The Vanishing of Ethan Carter review for Nintendo Switch, PS4, Xbox One


Platform: Nintendo Switch
Also on: PC, PS4, Xbox One
Publisher: The Astronauts
Developer: The Astronauts
Medium: Digital
Players: 1
Online: No
ESRB: M

Mentally, I’ve always slotted The Vanishing of Ethan Carter alongside games like Firewatch, Gone Home, and What Remains of Edith Finch — which is to say, “walking simulators that show the very best of what the genre has to offer. Looking back at when I first played it, it was around the same time as Everybody’s Gone to the Rapture, and just a few months before any of those other games. It naturally just kind of became part of that pantheon of genre highlights in my head, I guess.
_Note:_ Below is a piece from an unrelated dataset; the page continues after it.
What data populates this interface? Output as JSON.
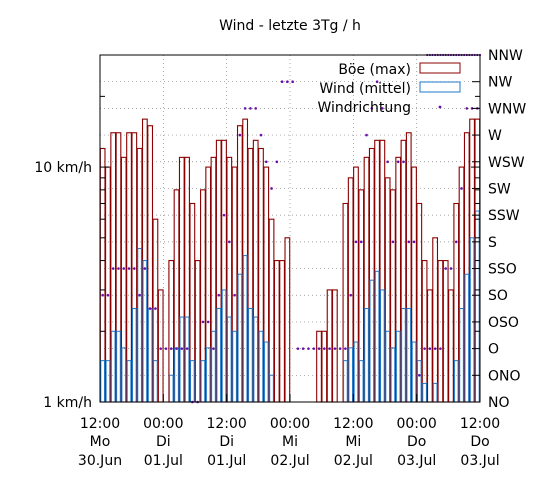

Here’s the thing, though: whereas those games have stood up to repeated playings — in the case of Edith Finch, to spectacular effect — now that I’m playing Ethan Carter again, if I’m being totally honest, I don’t totally get why I held it in such high esteem.

Sure, it still does a good job of creating a creepy atmosphere. It may not look quite as sharp on the Switch as it does on other systems, but it by no means looks bad, and, besides that, this game isn’t meant to be a graphical powerhouse. It’s meant to be a mystery, and I found that the abandoned houses and big empty spaces that make up the game are every bit as mysterious as they were the first time around.
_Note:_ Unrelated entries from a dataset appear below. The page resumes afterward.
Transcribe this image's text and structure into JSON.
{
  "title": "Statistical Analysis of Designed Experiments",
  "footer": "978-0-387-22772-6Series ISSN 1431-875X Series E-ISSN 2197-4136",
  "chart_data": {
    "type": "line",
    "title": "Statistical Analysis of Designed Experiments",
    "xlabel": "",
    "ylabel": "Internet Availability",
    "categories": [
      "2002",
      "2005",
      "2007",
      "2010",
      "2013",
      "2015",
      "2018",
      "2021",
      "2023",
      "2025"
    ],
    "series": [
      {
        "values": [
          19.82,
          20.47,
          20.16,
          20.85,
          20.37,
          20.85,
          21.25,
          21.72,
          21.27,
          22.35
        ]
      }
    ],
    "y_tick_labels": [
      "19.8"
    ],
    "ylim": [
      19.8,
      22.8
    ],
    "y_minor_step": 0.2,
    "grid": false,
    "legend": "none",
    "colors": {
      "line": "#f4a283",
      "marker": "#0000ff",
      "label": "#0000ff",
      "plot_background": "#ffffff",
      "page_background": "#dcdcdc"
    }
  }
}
The major difference that I noticed this time, however, is that the game does a lousy job of living up to its stated goal of being a narrative experience. Like, it says that right in the opening sequence that that’s what the game is meant to be. And yet, unlike those other games I mentioned above that do a good-to-great job of telling a story, The Vanishing of Ethan Carter comes across more as a vague, disjointed idea than a solid narrative that needs to be experienced. Where those other games kept things tight by, at the very least, pushing you in a certain direction, Ethan Carter gives you those aforementioned big empty spaces and basically expects you to stumble across everything it needs you to.

To be fair, that’s not the worst way of telling a story. Found art — in whatever genre you want — can make for a pretty compelling tale. In this case, thought, it feels like you’re just wandering around, looking for dead bodies and puzzles to solve. There’s no sense of urgency, no feeling that you’re pushing the story forward in any way. In fact, it’s entirely possible that you can miss huge chunks of the story entirely, unless you’re in the mood to painstakingly cover every bit of ground, trying to find all kinds of little clues.

Obviously, looking back at that first time I reviewed this game, I was in that mood the first time I played The Vanishing of Ethan Carter. This time, however, I’m not. Maybe I’m just not in the right mood to appreciate a good, slow-burning mystery, maybe I’m just more protective of my time as I’ve gotten older, but I feel like there are better ways to spend your free gaming time than wandering slowly around a vaguely menacing environment in the hopes that you’ll stumble across something kind of compelling. More power to you if you’re someone who wants that experience — but if you are, I’ve got to say that there are other, significantly better games that offer the same thing, but in a much more interesting form.

The Astronauts provided us with a The Vanishing of Ethan Carter Switch code for review purposes.